In fact what u gave will break for whole numbers

 echo 100 | awk -F"," -v OFS="," ' { for(i=0;NF- i++;){sub("[.]*0+ *$","",$i)};$1=$1 }1 '
1

I added a slash and it worked for me

$ echo 1200.00200300 | awk '{ if ($0 ~ /\./){ sub("0*$","",$0); sub ("\\.$","",$0);} print}'
1200.002003

You are right. My code will break for whole numbers. Here is the fixed code

echo 1200,135.000000,12.30100,3212.3200,1.759403,1230,101.101010,100.000000 | awk -F"," -v OFS="," ' { for(i=0;NF-i++;){ if($i ~ /[.]/){ sub("[.]*0+ *$","",$i) }}$1=$1}1'
1200,135,12.301,3212.32,1.759403,1230,101.10101,100

Will this work for you ?

awk 'BEGIN{FS=OFS=","}{for(i=1;++i<=NF;)$i=int($i)}1'

Does that work on your system?
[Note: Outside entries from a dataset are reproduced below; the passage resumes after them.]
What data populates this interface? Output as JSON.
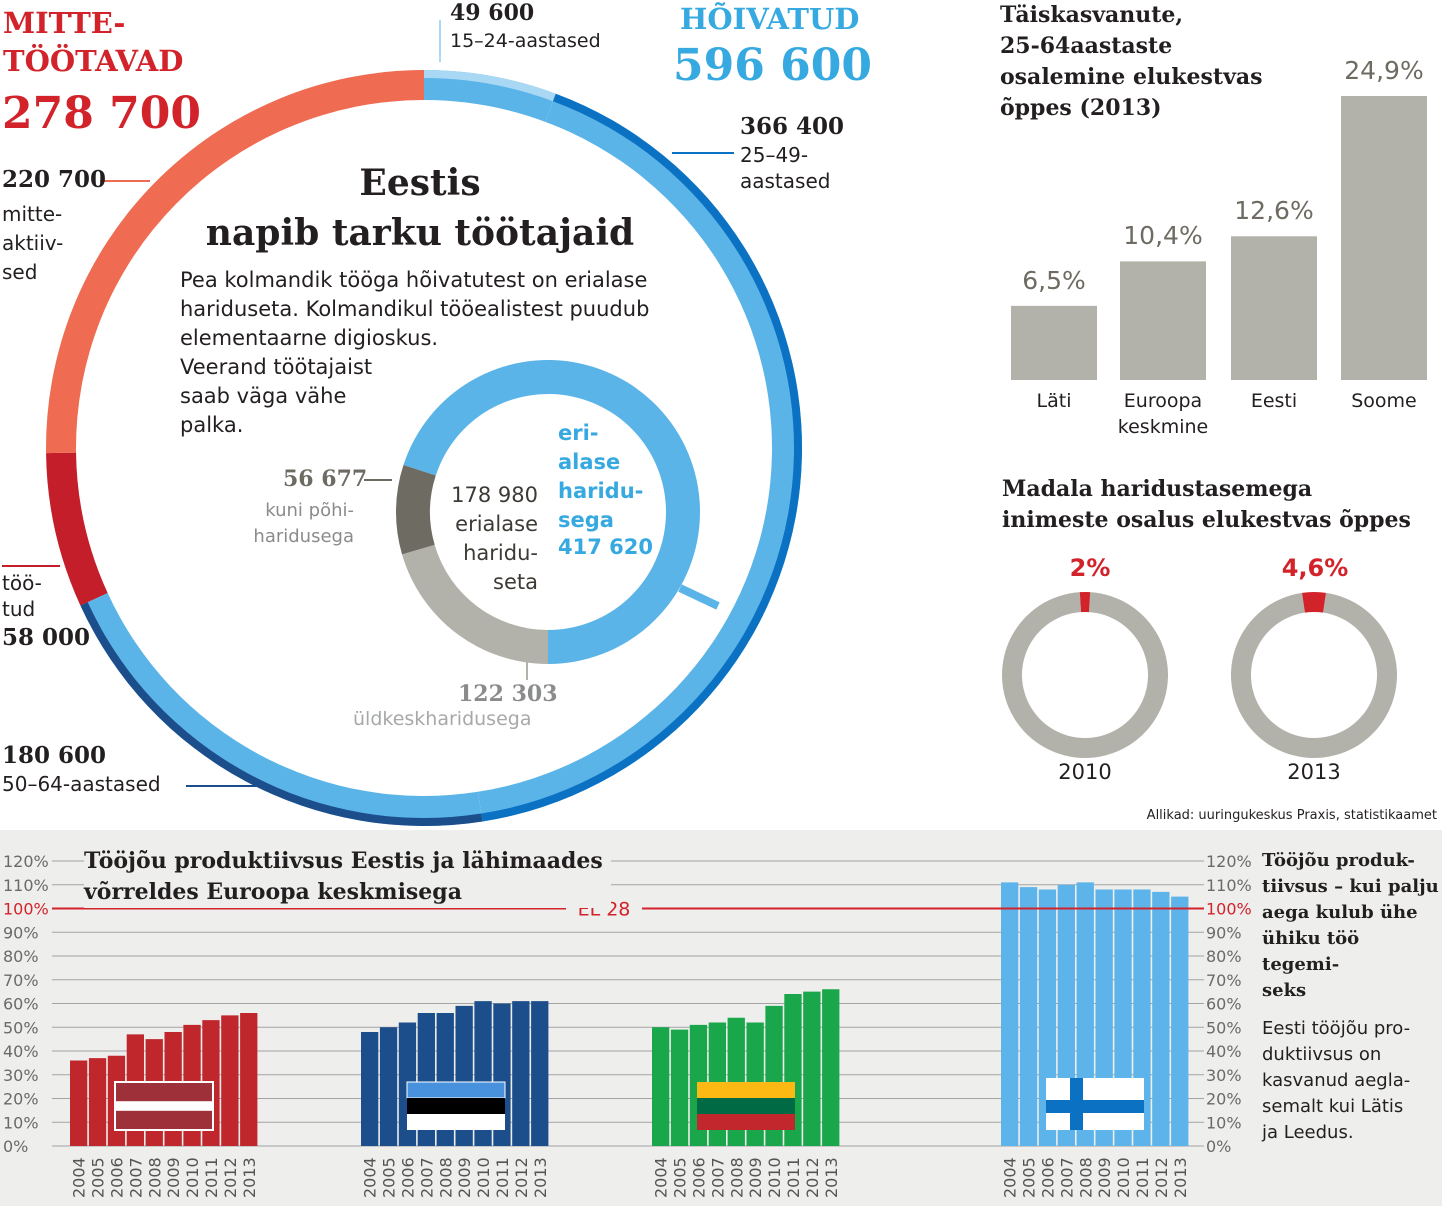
{
  "main": {
    "title": "Eestis\nnapib tarku töötajaid",
    "intro1": "Pea kolmandik tööga hõivatutest on erialase\nhariduseta. Kolmandikul tööealistest puudub\nelementaarne digioskus.",
    "intro2": "Veerand töötajaist\nsaab väga vähe\npalka.",
    "source": "Allikad: uuringukeskus Praxis, statistikaamet"
  },
  "colors": {
    "red_main": "#d2232a",
    "coral": "#ef6b52",
    "dark_red": "#c41e2a",
    "light_blue": "#5ab4e8",
    "pale_blue": "#a9d8f4",
    "dark_blue": "#0b72c3",
    "navy": "#1c4e8c",
    "grey": "#b3b2aa",
    "dark_grey": "#6e6b62",
    "green": "#1aa64b",
    "finland_blue": "#5cb4ea",
    "latvia_red": "#c0272d"
  },
  "chart_data": [
    {
      "type": "pie",
      "name": "Tööealine elanikkond",
      "groups": [
        {
          "label": "MITTE-\nTÖÖTAVAD",
          "value": "278 700"
        },
        {
          "label": "HÕIVATUD",
          "value": "596 600"
        }
      ],
      "slices": [
        {
          "value": "220 700",
          "label": "mitte-\naktiiv-\nsed",
          "color": "coral"
        },
        {
          "value": "58 000",
          "label": "töö-\ntud",
          "color": "dark_red"
        },
        {
          "value": "49 600",
          "label": "15–24-aastased",
          "color": "pale_blue"
        },
        {
          "value": "366 400",
          "label": "25–49-\naastased",
          "color": "dark_blue"
        },
        {
          "value": "180 600",
          "label": "50–64-aastased",
          "color": "navy"
        }
      ]
    },
    {
      "type": "pie",
      "name": "Hõivatute haridus",
      "slices": [
        {
          "value": "417 620",
          "label": "eri-\nalase\nharidu-\nsega",
          "color": "light_blue"
        },
        {
          "value": "56 677",
          "label": "kuni põhi-\nharidusega",
          "color": "dark_grey"
        },
        {
          "value": "122 303",
          "label": "üldkeskharidusega",
          "color": "grey"
        }
      ],
      "center_label": "178 980\nerialase\nharidu-\nseta"
    },
    {
      "type": "bar",
      "title": "Täiskasvanute,\n25-64aastaste\nosalemine elukestvas\nõppes (2013)",
      "categories": [
        "Läti",
        "Euroopa\nkeskmine",
        "Eesti",
        "Soome"
      ],
      "values": [
        6.5,
        10.4,
        12.6,
        24.9
      ],
      "value_labels": [
        "6,5%",
        "10,4%",
        "12,6%",
        "24,9%"
      ]
    },
    {
      "type": "pie",
      "title": "Madala haridustasemega\ninimeste osalus elukestvas õppes",
      "rings": [
        {
          "year": "2010",
          "value": 2.0,
          "value_label": "2%"
        },
        {
          "year": "2013",
          "value": 4.6,
          "value_label": "4,6%"
        }
      ]
    },
    {
      "type": "bar",
      "title": "Tööjõu produktiivsus Eestis ja lähimaades\nvõrreldes Euroopa keskmisega",
      "y_ticks": [
        "120%",
        "110%",
        "100%",
        "90%",
        "80%",
        "70%",
        "60%",
        "50%",
        "40%",
        "30%",
        "20%",
        "10%",
        "0%"
      ],
      "ylim": [
        0,
        120
      ],
      "reference": {
        "value": 100,
        "label": "EL 28"
      },
      "categories": [
        "2004",
        "2005",
        "2006",
        "2007",
        "2008",
        "2009",
        "2010",
        "2011",
        "2012",
        "2013"
      ],
      "series": [
        {
          "country": "latvia",
          "color": "#c0272d",
          "values": [
            36,
            37,
            38,
            47,
            45,
            48,
            51,
            53,
            55,
            56
          ]
        },
        {
          "country": "estonia",
          "color": "#1c4e8c",
          "values": [
            48,
            50,
            52,
            56,
            56,
            59,
            61,
            60,
            61,
            61
          ]
        },
        {
          "country": "lithuania",
          "color": "#1aa64b",
          "values": [
            50,
            49,
            51,
            52,
            54,
            52,
            59,
            64,
            65,
            66
          ]
        },
        {
          "country": "finland",
          "color": "#5cb4ea",
          "values": [
            111,
            109,
            108,
            110,
            111,
            108,
            108,
            108,
            107,
            105
          ]
        }
      ],
      "side_title": "Tööjõu produk-\ntiivsus – kui palju\naega kulub ühe\nühiku töö tegemi-\nseks",
      "side_note": "Eesti tööjõu pro-\nduktiivsus on\nkasvanud aegla-\nsemalt kui Lätis\nja Leedus."
    }
  ]
}
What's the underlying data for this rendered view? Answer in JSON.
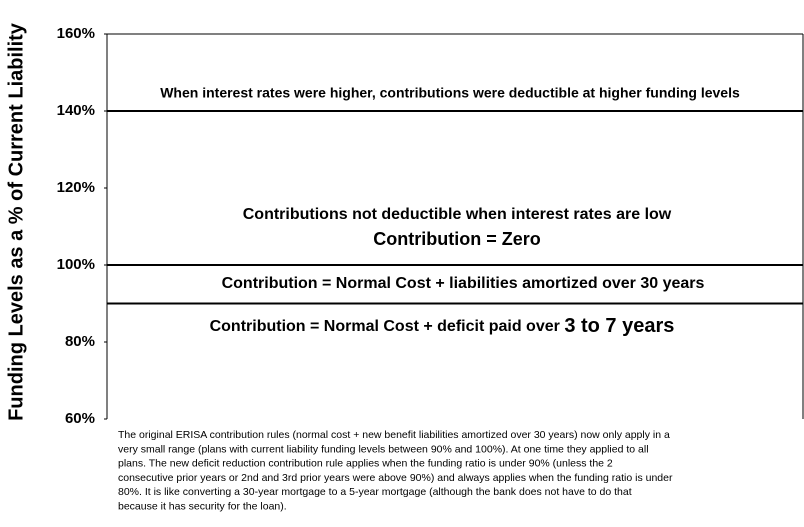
{
  "chart_data": {
    "type": "hline",
    "y_label": "Funding Levels as a % of Current Liability",
    "ylim": [
      60,
      160
    ],
    "yticks": [
      {
        "value": 60,
        "label": "60%"
      },
      {
        "value": 80,
        "label": "80%"
      },
      {
        "value": 100,
        "label": "100%"
      },
      {
        "value": 120,
        "label": "120%"
      },
      {
        "value": 140,
        "label": "140%"
      },
      {
        "value": 160,
        "label": "160%"
      }
    ],
    "values": [
      140,
      100,
      90
    ],
    "color": "#000000",
    "annotations": [
      "When interest rates were higher, contributions were deductible at higher funding levels",
      "Contributions not deductible when interest rates are low",
      "Contribution = Zero",
      "Contribution = Normal Cost + liabilities amortized over 30 years",
      "Contribution = Normal Cost + deficit paid over",
      "3 to 7 years"
    ],
    "caption": [
      "The original ERISA contribution rules (normal cost + new benefit liabilities amortized over 30 years) now only apply in a",
      "very small range (plans with current liability funding levels between 90% and 100%).  At one time they applied to all",
      "plans.  The new deficit reduction contribution rule applies when the funding ratio is under 90% (unless the 2",
      "consecutive prior years or 2nd and 3rd prior years were above 90%) and always applies when the funding ratio is under",
      "80%.  It is like converting a 30-year mortgage to a 5-year mortgage (although the bank does not have to do that",
      "because it has security for the loan)."
    ]
  }
}
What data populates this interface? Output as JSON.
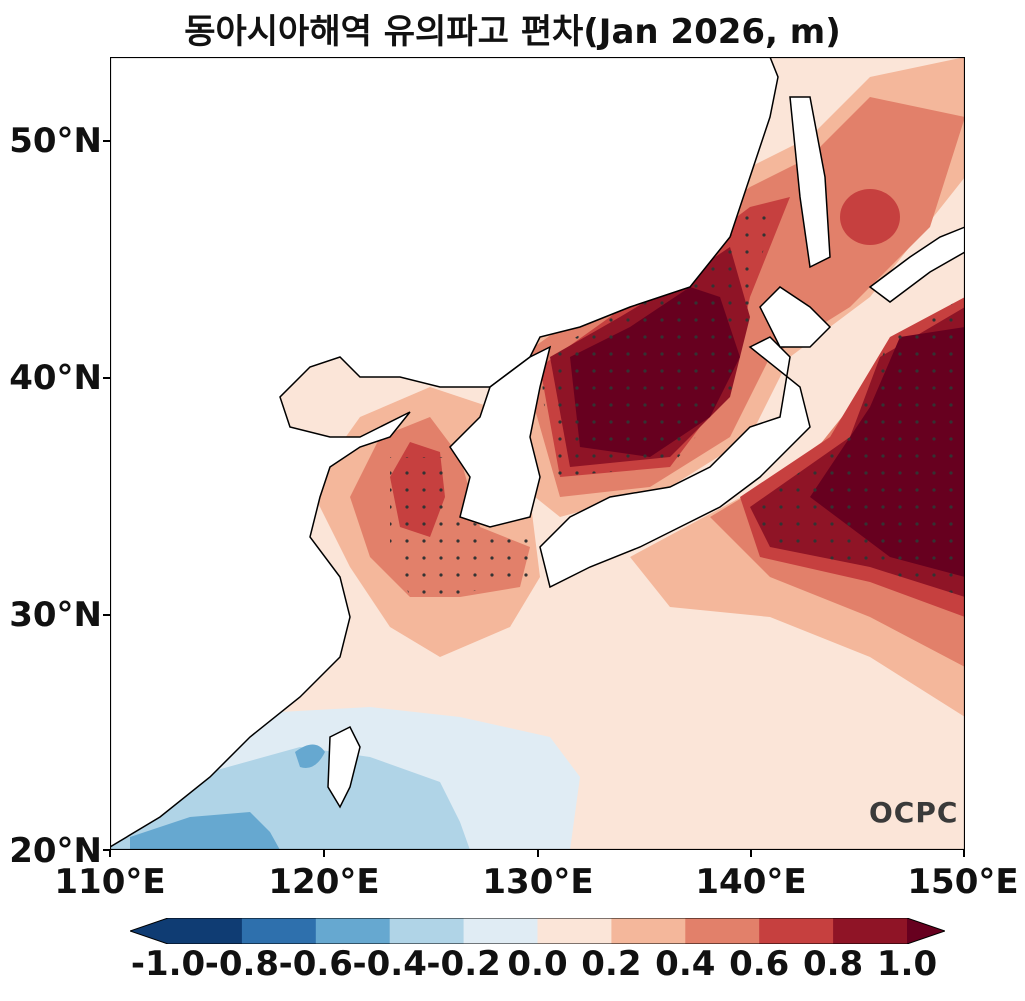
{
  "title": "동아시아해역 유의파고 편차(Jan 2026, m)",
  "map": {
    "lat_ticks": [
      "50°N",
      "40°N",
      "30°N",
      "20°N"
    ],
    "lon_ticks": [
      "110°E",
      "120°E",
      "130°E",
      "140°E",
      "150°E"
    ],
    "lat_range": [
      20,
      53.5
    ],
    "lon_range": [
      110,
      150
    ]
  },
  "colorbar": {
    "labels": [
      "-1.0",
      "-0.8",
      "-0.6",
      "-0.4",
      "-0.2",
      "0.0",
      "0.2",
      "0.4",
      "0.6",
      "0.8",
      "1.0"
    ],
    "colors": [
      "#0f3c73",
      "#2e70ad",
      "#66a8d0",
      "#b0d4e7",
      "#e0ecf4",
      "#fbe5d8",
      "#f4b79b",
      "#e2806a",
      "#c6403f",
      "#8f1426",
      "#67001f"
    ]
  },
  "logo": "OCPC"
}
I suppose I might have a different version of awk. It appears to chop off everything up to the decimal place, at least on my system:

# echo 1200,135.000000,12.30100,3212.3200,1.759403,1230,101.101010,100.000000 | awk 'BEGIN{FS=OFS=","}{for(i=1;++i<=NF;)$i=int($i)}1'
1200,135,12,3212,1,1230,101,100

It appears that anbu23's solution works well. It makes sense, even, except that I don't understand a couple of minor things. Here's where my dampness behind the ears shows through, I'm afraid...

awk -F"," -v OFS="," ' { for(i=0;NF-i++;){ if($i ~ /[.]/){ sub("[.]*0+ *$","",$i) }}$1=$1}1'

I don't understand the purpose of the $1=$1 and the 1. They appear critical, but what do they do? Many thanks for the solutions offered. They serve well to show me where I can focus my learning.